Using the containers

Entering a shell in your container

A read-only shell can be entered as follows:

singularity shell my-container.sif

IMPORTANT: In contrast to, for instance, Docker, this will mount various folders from the host system including $HOME. This may lead to problems with, e.g., Python that stores local packages in the home folder, which may not work inside the container. It also makes reproducibility harder. It is therefore recommended to use --contain/-c to not bind $HOME (and others like /tmp) automatically and instead set up your binds manually via -B parameter. Example:

singularity shell --contain -B /scratch,/my/folder-on-host:/folder-in-container my-container.sif

You can write into those folders by default. If this is not desired, add an :ro for read-only to the bind specification (e.g. -B /scratch:/scratch:ro\).
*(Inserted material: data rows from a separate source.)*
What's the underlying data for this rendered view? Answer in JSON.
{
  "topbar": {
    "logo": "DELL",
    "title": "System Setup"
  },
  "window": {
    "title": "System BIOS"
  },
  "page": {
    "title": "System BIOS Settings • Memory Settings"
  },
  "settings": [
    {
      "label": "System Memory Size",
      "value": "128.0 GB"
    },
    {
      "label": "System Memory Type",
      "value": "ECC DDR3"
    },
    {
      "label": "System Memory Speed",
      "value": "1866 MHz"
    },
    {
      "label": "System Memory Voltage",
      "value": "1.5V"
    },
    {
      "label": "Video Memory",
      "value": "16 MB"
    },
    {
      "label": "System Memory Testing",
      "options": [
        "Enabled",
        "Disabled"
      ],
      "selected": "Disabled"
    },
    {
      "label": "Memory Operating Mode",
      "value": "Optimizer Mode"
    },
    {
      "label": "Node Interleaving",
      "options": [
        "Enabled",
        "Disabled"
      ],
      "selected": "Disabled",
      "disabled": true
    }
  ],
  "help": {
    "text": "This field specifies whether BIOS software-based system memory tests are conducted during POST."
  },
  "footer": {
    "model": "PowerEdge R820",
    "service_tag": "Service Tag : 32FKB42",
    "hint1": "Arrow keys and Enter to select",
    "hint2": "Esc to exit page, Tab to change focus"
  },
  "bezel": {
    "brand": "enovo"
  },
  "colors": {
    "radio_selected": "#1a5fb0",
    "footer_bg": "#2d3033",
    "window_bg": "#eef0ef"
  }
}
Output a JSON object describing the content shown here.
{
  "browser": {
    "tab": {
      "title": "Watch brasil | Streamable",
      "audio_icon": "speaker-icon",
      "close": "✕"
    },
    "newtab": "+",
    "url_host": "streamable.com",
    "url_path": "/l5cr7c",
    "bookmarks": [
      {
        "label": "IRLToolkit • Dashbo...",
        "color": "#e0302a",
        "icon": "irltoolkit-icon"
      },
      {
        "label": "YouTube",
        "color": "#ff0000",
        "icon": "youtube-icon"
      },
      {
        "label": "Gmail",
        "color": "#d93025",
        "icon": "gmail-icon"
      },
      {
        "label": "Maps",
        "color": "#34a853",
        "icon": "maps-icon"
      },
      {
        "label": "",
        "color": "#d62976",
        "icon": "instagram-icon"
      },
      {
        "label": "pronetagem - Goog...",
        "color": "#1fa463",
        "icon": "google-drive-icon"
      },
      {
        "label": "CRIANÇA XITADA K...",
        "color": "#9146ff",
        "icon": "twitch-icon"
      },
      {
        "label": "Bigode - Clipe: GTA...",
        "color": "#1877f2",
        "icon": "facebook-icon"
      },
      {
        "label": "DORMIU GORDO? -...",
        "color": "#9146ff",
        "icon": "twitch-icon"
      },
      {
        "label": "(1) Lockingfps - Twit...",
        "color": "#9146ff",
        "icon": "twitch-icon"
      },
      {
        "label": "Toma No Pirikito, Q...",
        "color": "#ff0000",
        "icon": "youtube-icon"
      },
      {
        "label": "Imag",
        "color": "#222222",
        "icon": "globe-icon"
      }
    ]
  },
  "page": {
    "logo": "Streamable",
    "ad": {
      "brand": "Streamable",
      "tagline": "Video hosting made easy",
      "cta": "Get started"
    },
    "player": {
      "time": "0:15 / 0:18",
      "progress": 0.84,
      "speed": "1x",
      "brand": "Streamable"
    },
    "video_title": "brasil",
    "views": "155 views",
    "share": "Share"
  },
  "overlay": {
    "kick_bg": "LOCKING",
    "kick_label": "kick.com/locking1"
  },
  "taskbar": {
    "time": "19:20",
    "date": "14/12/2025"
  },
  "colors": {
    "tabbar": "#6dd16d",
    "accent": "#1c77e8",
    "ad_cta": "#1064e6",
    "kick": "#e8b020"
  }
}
Note that we already defined bind paths for /scratch, /projects and /sw in our global singularity.conf, so you needn't use the -B parameter for those.

If you wish, for instance, to install additional packages, you have to use the -w parameter to enter your container with it being writable. This, again, must be done on a system where you have the necessary privileges, otherwise you can only edit files that your user has the permissions for. E.g:

singularity shell -w my-container.sif
Singularity.my-container.sif> yum install htop

The -w parameter should only be used to make permanent changes to your container, not for your productive runs (it can only be used writeable by one user at the same time). You should write your output to the usual Taurus file systems like /scratch. Launching applications in your container

Running a command inside the container

While the "shell" command can be useful for tests and setup, you can also launch your applications inside the container directly using "exec":

singularity exec my-container.img /opt/myapplication/bin/run_myapp

This can be useful if you wish to create a wrapper script that transparently calls a containerized application for you. E.g.:

#!/bin/bash

X=`which singularity 2>/dev/null`
if [ "z$X" = "z" ] ; then
        echo "Singularity not found. Is the module loaded?"
        exit 1
fi

singularity exec /scratch/p_myproject/my-container.sif /opt/myapplication/run_myapp "$@"
The better approach for that however is to use `singularity run` for that, which executes whatever was set in the _%runscript_ section of the definition file with the arguments you pass to it.
Example:
Build the following definition file into an image:
Bootstrap: docker
From: ubuntu:trusty

%post
  apt-get install -y g++
  echo '#include <iostream>' > main.cpp
  echo 'int main(int argc, char** argv){ std::cout << argc << " args for " << argv[0] << std::endl; }' >> main.cpp
  g++ main.cpp -o myCoolApp
  mv myCoolApp /usr/local/bin/myCoolApp

%runscript
  myCoolApp "$@
singularity build my-container.sif example.def

Then you can run your application via

singularity run my-container.sif first_arg 2nd_arg

Alternatively you can execute the container directly which is equivalent:

./my-container.sif first_arg 2nd_arg

With this you can even masquerade an application with a singularity container as if it was an actual program by naming the container just like the binary:

mv my-container.sif myCoolAp

Use-cases

One common use-case for containers is that you need an operating system with a newer GLIBC version than what is available on Taurus. E.g., the bullx Linux on Taurus used to be based on RHEL6 having a rather dated GLIBC version 2.12, some binary-distributed applications didn't work on that anymore. You can use one of our pre-made CentOS 7 container images (/scratch/singularity/centos7.img) to circumvent this problem. Example:

$ singularity exec /scratch/singularity/centos7.img ldd --version
ldd (GNU libc) 2.17